Chris Hemsworth plays Mike, an intensely disciplined jewel thief. He’s meticulous about planning, he always commits his heists near the 101 in Los Angeles, and no one ever gets hurt. When he backs out of a robbery that carries too much risk, his fence, Money (Nick Nolte), lines up a psychotic, chaos-drunk motorcycle thief named Ormon (Barry Keoghan) to not only take his place but to tail Mike and steal the loot from his future jobs.

Meanwhile, Mark Ruffalo plays Det. Lou Lubesnick, a down-on-his-luck cop with a bad mustache who has been chasing the 101 robber for years. He works for a corrupt police force more interested in pinning these robberies on the wrong people and padding their clearance rate than in admitting there’s a serial thief in their midst. Lou won’t let it go.

When Mike meets a woman, Maya (Monica Barbaro), and starts planning his walk-away heist, things spiral. That heist involves an insurance agent to the obscenely wealthy, Sharon (Halle Berry), and what Mike, Sharon, and Lou all seem to share is a deep contempt for rich pricks.

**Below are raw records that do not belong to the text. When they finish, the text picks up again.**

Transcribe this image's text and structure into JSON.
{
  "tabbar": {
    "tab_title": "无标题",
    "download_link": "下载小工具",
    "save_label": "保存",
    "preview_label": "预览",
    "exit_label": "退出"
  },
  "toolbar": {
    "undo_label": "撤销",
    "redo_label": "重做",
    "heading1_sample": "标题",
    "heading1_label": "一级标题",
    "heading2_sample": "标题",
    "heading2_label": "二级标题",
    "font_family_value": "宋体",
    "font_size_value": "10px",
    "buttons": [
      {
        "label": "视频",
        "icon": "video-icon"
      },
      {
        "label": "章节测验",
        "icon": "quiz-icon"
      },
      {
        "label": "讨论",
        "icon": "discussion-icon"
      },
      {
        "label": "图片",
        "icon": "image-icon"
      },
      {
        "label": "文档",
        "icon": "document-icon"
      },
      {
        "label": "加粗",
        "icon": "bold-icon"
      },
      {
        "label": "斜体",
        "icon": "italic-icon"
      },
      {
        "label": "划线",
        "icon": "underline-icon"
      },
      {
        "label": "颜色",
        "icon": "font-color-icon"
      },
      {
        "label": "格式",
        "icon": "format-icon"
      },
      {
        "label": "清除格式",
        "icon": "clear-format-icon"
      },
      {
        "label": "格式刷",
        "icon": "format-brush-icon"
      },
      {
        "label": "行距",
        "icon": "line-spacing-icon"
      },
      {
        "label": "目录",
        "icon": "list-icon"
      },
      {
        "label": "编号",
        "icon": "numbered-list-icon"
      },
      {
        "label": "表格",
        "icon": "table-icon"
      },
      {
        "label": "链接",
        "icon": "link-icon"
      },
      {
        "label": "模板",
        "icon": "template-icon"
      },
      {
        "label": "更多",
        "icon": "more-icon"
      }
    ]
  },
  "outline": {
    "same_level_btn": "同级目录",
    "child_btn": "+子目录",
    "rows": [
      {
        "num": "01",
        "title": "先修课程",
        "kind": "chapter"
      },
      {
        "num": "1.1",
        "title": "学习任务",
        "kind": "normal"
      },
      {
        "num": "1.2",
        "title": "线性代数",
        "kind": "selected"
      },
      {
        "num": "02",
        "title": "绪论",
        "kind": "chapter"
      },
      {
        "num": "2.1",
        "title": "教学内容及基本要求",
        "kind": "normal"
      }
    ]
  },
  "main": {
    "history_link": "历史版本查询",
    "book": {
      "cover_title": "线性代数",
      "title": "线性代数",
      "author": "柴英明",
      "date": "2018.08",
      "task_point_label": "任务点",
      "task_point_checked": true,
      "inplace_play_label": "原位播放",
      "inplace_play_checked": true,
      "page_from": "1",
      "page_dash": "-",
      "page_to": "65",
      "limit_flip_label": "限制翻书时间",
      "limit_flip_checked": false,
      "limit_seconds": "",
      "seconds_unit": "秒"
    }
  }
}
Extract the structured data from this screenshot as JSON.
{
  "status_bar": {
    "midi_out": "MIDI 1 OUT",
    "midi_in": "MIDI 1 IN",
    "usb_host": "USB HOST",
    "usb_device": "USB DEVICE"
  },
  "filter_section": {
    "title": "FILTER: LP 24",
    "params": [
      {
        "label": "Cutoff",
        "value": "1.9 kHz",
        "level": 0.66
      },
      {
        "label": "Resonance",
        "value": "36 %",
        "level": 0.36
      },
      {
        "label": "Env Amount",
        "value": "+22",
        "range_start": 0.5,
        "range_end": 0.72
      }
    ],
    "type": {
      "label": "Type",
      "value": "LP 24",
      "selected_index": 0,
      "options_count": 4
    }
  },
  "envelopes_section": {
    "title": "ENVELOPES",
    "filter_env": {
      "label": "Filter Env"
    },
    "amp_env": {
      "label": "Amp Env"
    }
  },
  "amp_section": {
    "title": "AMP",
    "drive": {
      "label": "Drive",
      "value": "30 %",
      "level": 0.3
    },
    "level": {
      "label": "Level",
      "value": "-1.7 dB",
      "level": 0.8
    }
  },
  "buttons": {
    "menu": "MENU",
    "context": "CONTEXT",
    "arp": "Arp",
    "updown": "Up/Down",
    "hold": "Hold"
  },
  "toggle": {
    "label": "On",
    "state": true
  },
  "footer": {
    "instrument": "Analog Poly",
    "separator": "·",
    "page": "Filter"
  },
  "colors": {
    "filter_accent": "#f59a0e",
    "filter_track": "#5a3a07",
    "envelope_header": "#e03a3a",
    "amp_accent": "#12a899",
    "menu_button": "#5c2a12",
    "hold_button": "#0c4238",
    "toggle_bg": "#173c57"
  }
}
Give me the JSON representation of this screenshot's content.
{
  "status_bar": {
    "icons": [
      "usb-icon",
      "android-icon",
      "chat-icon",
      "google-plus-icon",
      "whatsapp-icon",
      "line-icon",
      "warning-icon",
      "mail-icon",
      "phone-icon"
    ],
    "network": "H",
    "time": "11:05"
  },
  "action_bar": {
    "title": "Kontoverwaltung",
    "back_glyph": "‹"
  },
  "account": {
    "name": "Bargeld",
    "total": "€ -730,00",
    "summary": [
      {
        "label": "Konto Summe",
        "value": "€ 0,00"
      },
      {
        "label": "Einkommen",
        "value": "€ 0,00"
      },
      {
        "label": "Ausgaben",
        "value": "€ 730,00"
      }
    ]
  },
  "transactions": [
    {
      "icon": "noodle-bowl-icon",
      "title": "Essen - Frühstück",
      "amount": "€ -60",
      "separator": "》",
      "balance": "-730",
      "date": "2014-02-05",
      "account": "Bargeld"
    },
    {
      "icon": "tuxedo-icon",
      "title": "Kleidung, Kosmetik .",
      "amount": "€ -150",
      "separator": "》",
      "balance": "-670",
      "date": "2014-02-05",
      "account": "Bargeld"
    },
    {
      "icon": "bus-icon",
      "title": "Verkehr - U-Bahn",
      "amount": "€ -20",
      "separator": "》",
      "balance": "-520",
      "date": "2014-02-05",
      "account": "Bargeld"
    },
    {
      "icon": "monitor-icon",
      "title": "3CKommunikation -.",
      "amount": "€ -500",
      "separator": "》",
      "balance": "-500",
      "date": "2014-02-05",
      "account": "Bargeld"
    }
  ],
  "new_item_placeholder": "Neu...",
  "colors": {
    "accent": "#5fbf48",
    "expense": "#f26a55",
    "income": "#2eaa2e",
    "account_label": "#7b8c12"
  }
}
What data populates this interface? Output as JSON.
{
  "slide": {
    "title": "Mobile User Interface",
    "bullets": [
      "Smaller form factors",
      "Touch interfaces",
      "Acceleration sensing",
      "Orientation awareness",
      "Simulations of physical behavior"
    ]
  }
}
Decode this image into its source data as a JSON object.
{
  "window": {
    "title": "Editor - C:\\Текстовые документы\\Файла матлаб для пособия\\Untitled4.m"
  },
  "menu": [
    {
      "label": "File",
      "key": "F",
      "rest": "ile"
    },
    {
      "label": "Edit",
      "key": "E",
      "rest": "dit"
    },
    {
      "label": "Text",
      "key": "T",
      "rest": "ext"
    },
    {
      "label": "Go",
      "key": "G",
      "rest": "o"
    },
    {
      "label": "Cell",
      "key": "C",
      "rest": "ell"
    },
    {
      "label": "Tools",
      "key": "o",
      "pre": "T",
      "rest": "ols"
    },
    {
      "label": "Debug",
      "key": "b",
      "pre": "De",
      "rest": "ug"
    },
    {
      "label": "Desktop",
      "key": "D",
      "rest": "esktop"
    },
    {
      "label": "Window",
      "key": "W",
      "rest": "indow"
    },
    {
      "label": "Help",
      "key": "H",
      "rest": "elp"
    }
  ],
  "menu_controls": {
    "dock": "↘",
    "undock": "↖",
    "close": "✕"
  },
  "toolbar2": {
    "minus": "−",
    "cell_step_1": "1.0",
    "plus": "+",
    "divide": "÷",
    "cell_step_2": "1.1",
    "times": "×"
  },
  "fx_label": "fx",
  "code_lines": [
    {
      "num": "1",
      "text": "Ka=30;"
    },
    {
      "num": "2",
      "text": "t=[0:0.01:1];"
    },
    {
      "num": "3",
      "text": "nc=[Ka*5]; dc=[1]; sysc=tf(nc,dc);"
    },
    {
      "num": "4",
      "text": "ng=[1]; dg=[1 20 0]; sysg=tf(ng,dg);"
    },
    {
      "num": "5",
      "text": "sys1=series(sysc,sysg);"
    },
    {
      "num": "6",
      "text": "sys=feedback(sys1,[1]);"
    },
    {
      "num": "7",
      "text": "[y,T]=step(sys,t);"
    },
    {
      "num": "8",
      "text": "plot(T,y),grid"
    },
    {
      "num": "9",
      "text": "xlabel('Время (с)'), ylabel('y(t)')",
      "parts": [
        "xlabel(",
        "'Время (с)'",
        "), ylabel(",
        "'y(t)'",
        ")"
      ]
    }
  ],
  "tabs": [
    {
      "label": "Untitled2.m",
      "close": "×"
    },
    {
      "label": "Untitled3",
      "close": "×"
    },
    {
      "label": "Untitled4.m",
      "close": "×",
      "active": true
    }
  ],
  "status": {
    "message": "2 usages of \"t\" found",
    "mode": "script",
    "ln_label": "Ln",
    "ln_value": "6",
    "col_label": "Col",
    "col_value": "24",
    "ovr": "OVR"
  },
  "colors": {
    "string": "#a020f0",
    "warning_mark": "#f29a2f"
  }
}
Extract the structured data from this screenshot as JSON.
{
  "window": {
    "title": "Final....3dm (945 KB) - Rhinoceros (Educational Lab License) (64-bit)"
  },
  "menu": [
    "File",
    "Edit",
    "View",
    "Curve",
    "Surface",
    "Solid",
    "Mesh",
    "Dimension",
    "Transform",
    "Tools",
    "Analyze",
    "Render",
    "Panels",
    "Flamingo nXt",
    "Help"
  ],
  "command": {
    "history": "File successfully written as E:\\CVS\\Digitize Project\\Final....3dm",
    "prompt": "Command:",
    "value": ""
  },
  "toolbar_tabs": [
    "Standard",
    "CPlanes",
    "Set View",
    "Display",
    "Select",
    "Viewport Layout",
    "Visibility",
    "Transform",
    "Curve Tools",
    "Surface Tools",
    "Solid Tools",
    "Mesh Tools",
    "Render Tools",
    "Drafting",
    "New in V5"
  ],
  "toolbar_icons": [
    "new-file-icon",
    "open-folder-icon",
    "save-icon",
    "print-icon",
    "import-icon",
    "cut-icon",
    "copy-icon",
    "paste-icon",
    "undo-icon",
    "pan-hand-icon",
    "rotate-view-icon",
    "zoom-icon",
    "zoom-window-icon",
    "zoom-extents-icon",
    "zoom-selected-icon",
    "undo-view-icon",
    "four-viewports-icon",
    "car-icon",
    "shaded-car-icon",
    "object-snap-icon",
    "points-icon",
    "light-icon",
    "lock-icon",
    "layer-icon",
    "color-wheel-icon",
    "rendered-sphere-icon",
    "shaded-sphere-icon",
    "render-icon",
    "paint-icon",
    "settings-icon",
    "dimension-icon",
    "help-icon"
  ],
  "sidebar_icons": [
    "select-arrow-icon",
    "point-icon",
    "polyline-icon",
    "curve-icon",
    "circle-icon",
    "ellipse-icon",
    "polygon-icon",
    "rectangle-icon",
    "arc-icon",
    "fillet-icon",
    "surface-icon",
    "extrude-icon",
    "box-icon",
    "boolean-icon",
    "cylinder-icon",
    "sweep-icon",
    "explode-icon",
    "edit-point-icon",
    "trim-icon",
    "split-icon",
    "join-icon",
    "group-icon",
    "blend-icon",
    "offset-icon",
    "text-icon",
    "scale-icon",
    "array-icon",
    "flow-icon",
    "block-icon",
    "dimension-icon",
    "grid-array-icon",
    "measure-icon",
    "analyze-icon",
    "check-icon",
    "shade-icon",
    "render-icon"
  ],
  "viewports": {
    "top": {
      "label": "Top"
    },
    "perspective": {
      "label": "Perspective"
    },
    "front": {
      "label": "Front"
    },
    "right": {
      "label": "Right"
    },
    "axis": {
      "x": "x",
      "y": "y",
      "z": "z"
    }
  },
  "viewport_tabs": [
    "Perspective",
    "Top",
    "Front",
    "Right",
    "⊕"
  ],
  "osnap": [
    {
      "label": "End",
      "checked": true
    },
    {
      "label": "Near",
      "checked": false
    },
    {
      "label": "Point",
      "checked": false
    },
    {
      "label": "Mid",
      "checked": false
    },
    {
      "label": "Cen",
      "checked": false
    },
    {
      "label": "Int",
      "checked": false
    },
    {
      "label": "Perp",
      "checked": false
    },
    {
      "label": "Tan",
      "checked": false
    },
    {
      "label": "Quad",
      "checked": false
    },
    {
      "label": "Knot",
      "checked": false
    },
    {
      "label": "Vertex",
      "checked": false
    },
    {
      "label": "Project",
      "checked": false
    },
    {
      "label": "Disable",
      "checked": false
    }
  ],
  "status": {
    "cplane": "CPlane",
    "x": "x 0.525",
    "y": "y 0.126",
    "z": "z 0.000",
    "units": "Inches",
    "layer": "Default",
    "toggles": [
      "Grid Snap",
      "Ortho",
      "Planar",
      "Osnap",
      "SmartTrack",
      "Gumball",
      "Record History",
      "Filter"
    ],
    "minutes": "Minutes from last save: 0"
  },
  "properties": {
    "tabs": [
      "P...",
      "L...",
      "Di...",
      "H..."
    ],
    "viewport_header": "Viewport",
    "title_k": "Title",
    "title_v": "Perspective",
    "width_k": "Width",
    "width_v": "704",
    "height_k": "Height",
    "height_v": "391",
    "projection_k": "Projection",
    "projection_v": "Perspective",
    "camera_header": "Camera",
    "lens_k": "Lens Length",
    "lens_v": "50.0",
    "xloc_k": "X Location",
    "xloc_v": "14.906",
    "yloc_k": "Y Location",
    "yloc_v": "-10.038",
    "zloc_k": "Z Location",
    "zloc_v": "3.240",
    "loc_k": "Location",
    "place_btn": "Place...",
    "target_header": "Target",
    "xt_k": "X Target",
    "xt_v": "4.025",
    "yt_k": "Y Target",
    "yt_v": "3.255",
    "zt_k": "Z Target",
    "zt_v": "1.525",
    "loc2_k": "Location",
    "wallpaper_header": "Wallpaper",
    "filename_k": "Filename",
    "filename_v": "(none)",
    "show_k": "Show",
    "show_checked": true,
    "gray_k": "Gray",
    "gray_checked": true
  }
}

You can see where Crime 101 is headed from a mile away, but it doesn’t make the journey any less enjoyable. Sometimes it’s enough to sit back, relax, and watch a well-made, well-acted heist film with a few nods to Steve McQueen, a good-guy thief, and a good-guy detective working toward the same end. It’s a shame that Amazon swallowed up MGM and all, but every so often, we get a $90 million theatrical disappointment that lights up our big-screen televisions and our laptops. I ain’t mad at it — not if it means watching an old-fashioned heist flick on a Saturday night for the price of free shipping on toilet paper you buy in bulk once a month.